Most of their time—an average of 15.9 hours out of every 24-hour shift—is consumed instead by “indirect patient care,” primarily involving interactions with medical records and documentation, the study found.
“Even when interns were face-to-face with patients, much of it was spent multitasking—interacting with the electronic health records or coordinating care with other health care workers,” says lead study author Krisda Chaiyachati, MD, MPH, MSHP, of the University of Pennsylvania Perelman School of Medicine, Philadelphia.
“Based on evidence and my own personal experiences, multitasking makes it difficult to complete any of these individual tasks well,” Dr. Chaiyachati says by email. “When doctors are multitasking, at minimum, we are creating inefficiencies in how we manage sick patients, and, hopefully, we are not creating mistakes that lead to harm.”
The U.S. spends more than $12 billion annually on graduate medical education, researchers note online April 15 in JAMA Internal Medicine.1 Despite this considerable investment, research to date hasn’t offered a clear picture of how residents balance patient care and educational activities.
For the current study, researchers observed 80 interns from six mid-Atlantic teaching programs over 2,173 hours. On half of the shifts, observers watched interns for at least 10.5 hours.
Observers sorted interns’ activities into several categories: education; going on patient rounds; work duties, such as doing procedures or updating medical records, transferring patient care to other providers; direct care like communicating with patients or families or doing evaluations; indirect care, such as reviewing lab results or medical records; or miscellaneous things, such as food or bathroom breaks.
Trainee physicians spent little time on direct patient care across all shifts, the study found.
They spent an average of 3.8 hours of a typical 24-hour period multi-tasking.
Using computers and dealing with electronic medical records while caring for patients may not always be a bad thing, says Christopher Moriates, MD, associate chair for quality, safety and value at Dell Medical School at the University of Texas, Austin.

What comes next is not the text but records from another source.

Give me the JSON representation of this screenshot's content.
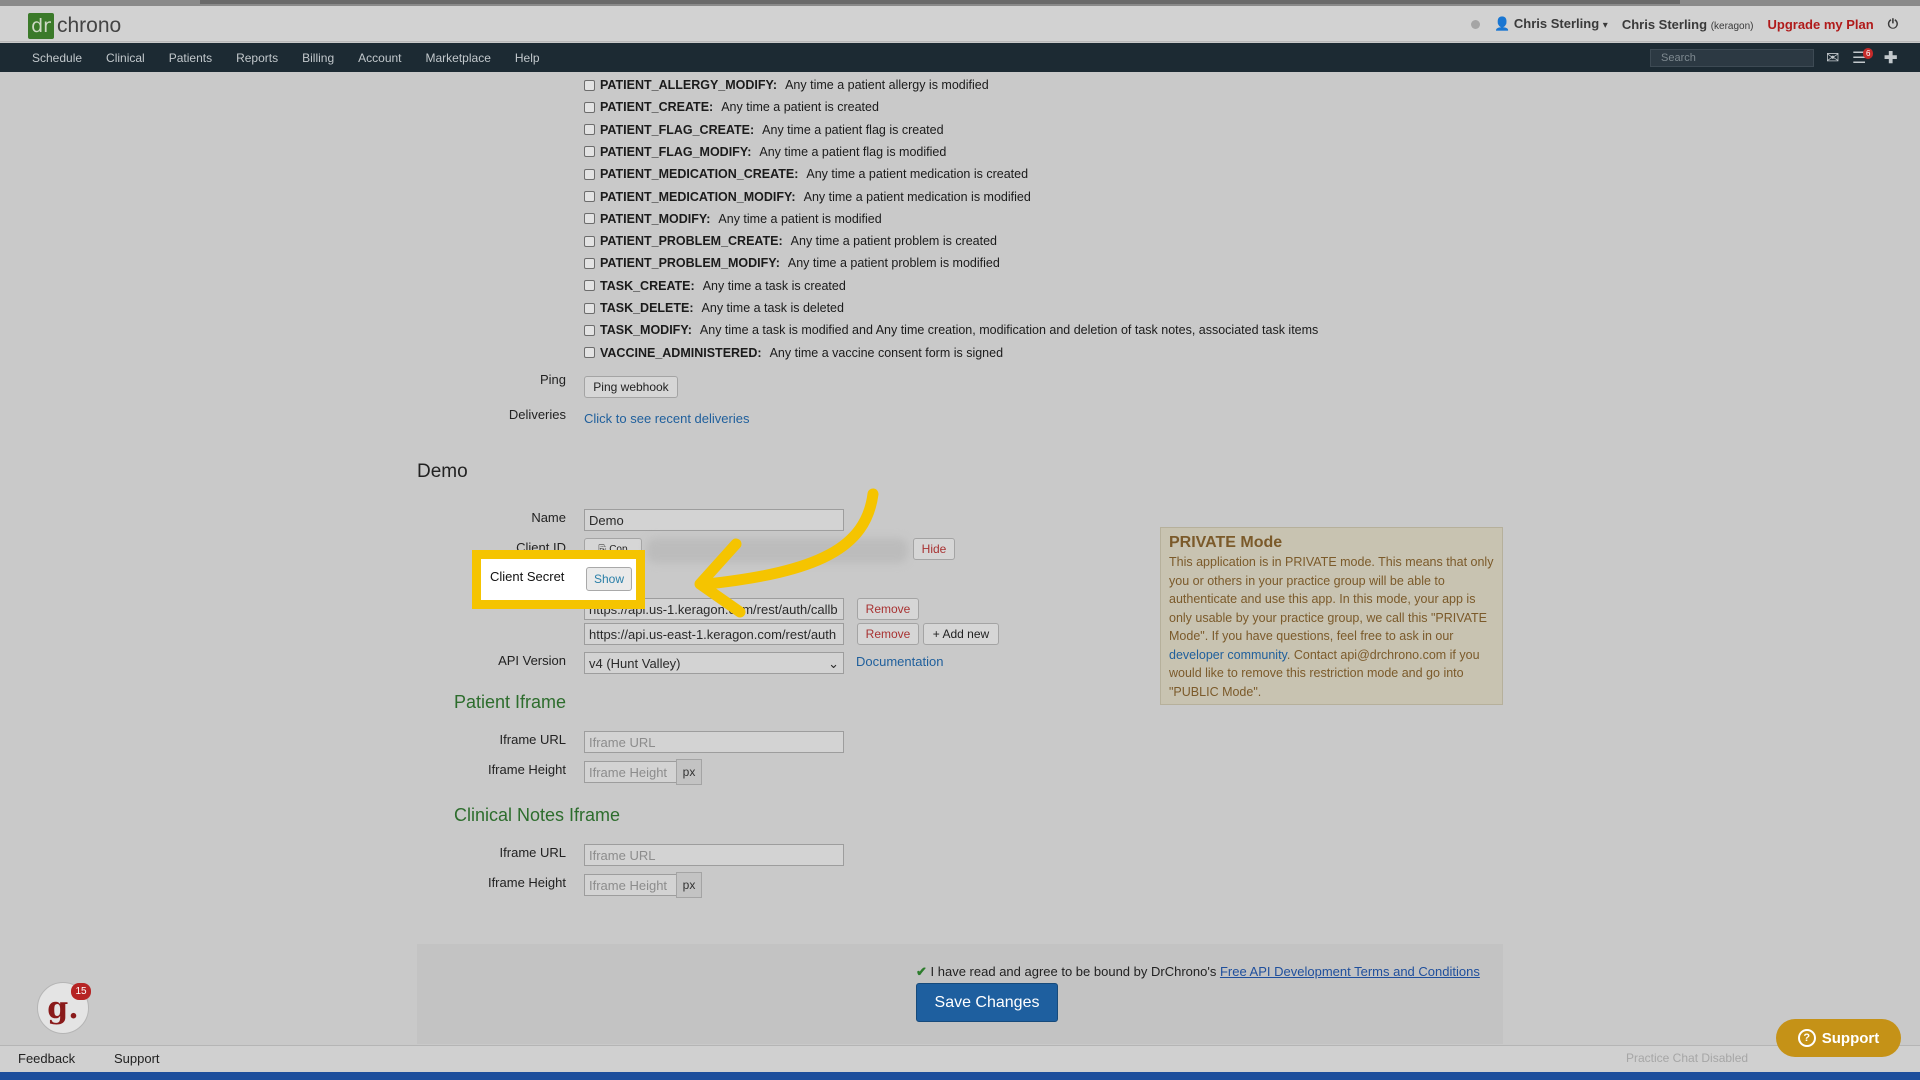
{
  "header": {
    "logo_dr": "dr",
    "logo_word": "chrono",
    "user_name": "Chris Sterling",
    "practice_user": "Chris Sterling",
    "practice_tag": "(keragon)",
    "upgrade": "Upgrade my Plan"
  },
  "nav": {
    "items": [
      "Schedule",
      "Clinical",
      "Patients",
      "Reports",
      "Billing",
      "Account",
      "Marketplace",
      "Help"
    ],
    "search_placeholder": "Search",
    "badge_count": "6"
  },
  "events": [
    {
      "name": "PATIENT_ALLERGY_MODIFY:",
      "desc": "Any time a patient allergy is modified"
    },
    {
      "name": "PATIENT_CREATE:",
      "desc": "Any time a patient is created"
    },
    {
      "name": "PATIENT_FLAG_CREATE:",
      "desc": "Any time a patient flag is created"
    },
    {
      "name": "PATIENT_FLAG_MODIFY:",
      "desc": "Any time a patient flag is modified"
    },
    {
      "name": "PATIENT_MEDICATION_CREATE:",
      "desc": "Any time a patient medication is created"
    },
    {
      "name": "PATIENT_MEDICATION_MODIFY:",
      "desc": "Any time a patient medication is modified"
    },
    {
      "name": "PATIENT_MODIFY:",
      "desc": "Any time a patient is modified"
    },
    {
      "name": "PATIENT_PROBLEM_CREATE:",
      "desc": "Any time a patient problem is created"
    },
    {
      "name": "PATIENT_PROBLEM_MODIFY:",
      "desc": "Any time a patient problem is modified"
    },
    {
      "name": "TASK_CREATE:",
      "desc": "Any time a task is created"
    },
    {
      "name": "TASK_DELETE:",
      "desc": "Any time a task is deleted"
    },
    {
      "name": "TASK_MODIFY:",
      "desc": "Any time a task is modified and Any time creation, modification and deletion of task notes, associated task items"
    },
    {
      "name": "VACCINE_ADMINISTERED:",
      "desc": "Any time a vaccine consent form is signed"
    }
  ],
  "webhook": {
    "ping_label": "Ping",
    "ping_button": "Ping webhook",
    "deliveries_label": "Deliveries",
    "deliveries_link": "Click to see recent deliveries"
  },
  "demo": {
    "title": "Demo",
    "name_label": "Name",
    "name_value": "Demo",
    "client_id_label": "Client ID",
    "client_id_copy": "Cop",
    "hide_button": "Hide",
    "client_secret_label": "Client Secret",
    "show_button": "Show",
    "redirect_uri_1": "https://api.us-1.keragon.com/rest/auth/callb",
    "redirect_uri_2": "https://api.us-east-1.keragon.com/rest/auth",
    "remove_button": "Remove",
    "add_new_button": "+ Add new",
    "api_version_label": "API Version",
    "api_version_value": "v4 (Hunt Valley)",
    "documentation_link": "Documentation"
  },
  "patient_iframe": {
    "title": "Patient Iframe",
    "url_label": "Iframe URL",
    "url_placeholder": "Iframe URL",
    "height_label": "Iframe Height",
    "height_placeholder": "Iframe Height",
    "unit": "px"
  },
  "clinical_iframe": {
    "title": "Clinical Notes Iframe",
    "url_label": "Iframe URL",
    "url_placeholder": "Iframe URL",
    "height_label": "Iframe Height",
    "height_placeholder": "Iframe Height",
    "unit": "px"
  },
  "private_mode": {
    "title": "PRIVATE Mode",
    "text_before": "This application is in PRIVATE mode. This means that only you or others in your practice group will be able to authenticate and use this app. In this mode, your app is only usable by your practice group, we call this \"PRIVATE Mode\". If you have questions, feel free to ask in our ",
    "link": "developer community",
    "text_after": ". Contact api@drchrono.com if you would like to remove this restriction mode and go into \"PUBLIC Mode\"."
  },
  "footer": {
    "terms_text": "I have read and agree to be bound by DrChrono's ",
    "terms_link": "Free API Development Terms and Conditions",
    "save_button": "Save Changes",
    "feedback": "Feedback",
    "support": "Support",
    "chat_status": "Practice Chat Disabled",
    "support_button": "Support",
    "g_badge": "15",
    "g_letter": "g."
  },
  "colors": {
    "highlight": "#f5c400",
    "save_button": "#1e5f9f",
    "navbar": "#1c2a33",
    "upgrade": "#b01a1a"
  }
}
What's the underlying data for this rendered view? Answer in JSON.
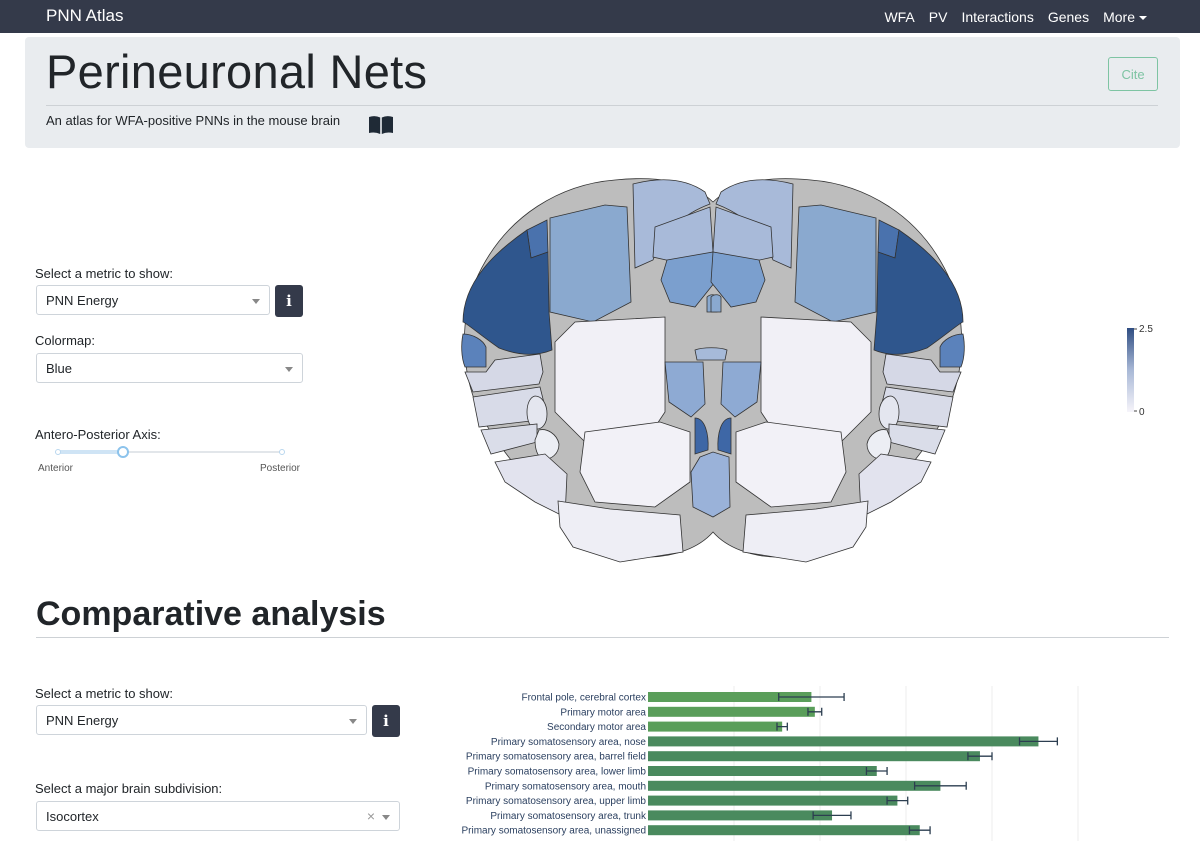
{
  "navbar": {
    "brand": "PNN Atlas",
    "links": [
      "WFA",
      "PV",
      "Interactions",
      "Genes",
      "More"
    ]
  },
  "header": {
    "title": "Perineuronal Nets",
    "subtitle": "An atlas for WFA-positive PNNs in the mouse brain",
    "cite_label": "Cite"
  },
  "brain_panel": {
    "metric_label": "Select a metric to show:",
    "metric_value": "PNN Energy",
    "colormap_label": "Colormap:",
    "colormap_value": "Blue",
    "axis_label": "Antero-Posterior Axis:",
    "axis_start": "Anterior",
    "axis_end": "Posterior",
    "axis_position": 0.29,
    "colorbar_max": "2.5",
    "colorbar_min": "0"
  },
  "comparative": {
    "title": "Comparative analysis",
    "metric_label": "Select a metric to show:",
    "metric_value": "PNN Energy",
    "subdivision_label": "Select a major brain subdivision:",
    "subdivision_value": "Isocortex"
  },
  "chart_data": {
    "type": "bar",
    "orientation": "horizontal",
    "categories": [
      "Frontal pole, cerebral cortex",
      "Primary motor area",
      "Secondary motor area",
      "Primary somatosensory area, nose",
      "Primary somatosensory area, barrel field",
      "Primary somatosensory area, lower limb",
      "Primary somatosensory area, mouth",
      "Primary somatosensory area, upper limb",
      "Primary somatosensory area, trunk",
      "Primary somatosensory area, unassigned"
    ],
    "values": [
      0.95,
      0.97,
      0.78,
      2.27,
      1.93,
      1.33,
      1.7,
      1.45,
      1.07,
      1.58
    ],
    "error": [
      0.19,
      0.04,
      0.03,
      0.11,
      0.07,
      0.06,
      0.15,
      0.06,
      0.11,
      0.06
    ],
    "xlim": [
      0,
      2.5
    ],
    "colors": {
      "bar": "#4a8a5e",
      "bar_light": "#5a9e5a",
      "error": "#2c3e50"
    }
  },
  "colors": {
    "navbar": "#343a4a",
    "accent": "#7ec4a3"
  }
}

“It is important to realize that the tasks done in the computer—entering orders, reviewing lab or imaging results, reading notes by consultant physicians, etc.—are still vital patient care activities,” Dr. Moriates, author of an accompanying editorial, says by email.2
“Simply put, as more of these tasks (which physicians have always performed) are done electronically, more time will be spent with the computer,” Dr. Moriates says. “Just like how most people spend more time reading news on a computer or phone now rather than in newsprint, physicians spend more time performing tasks electronically.”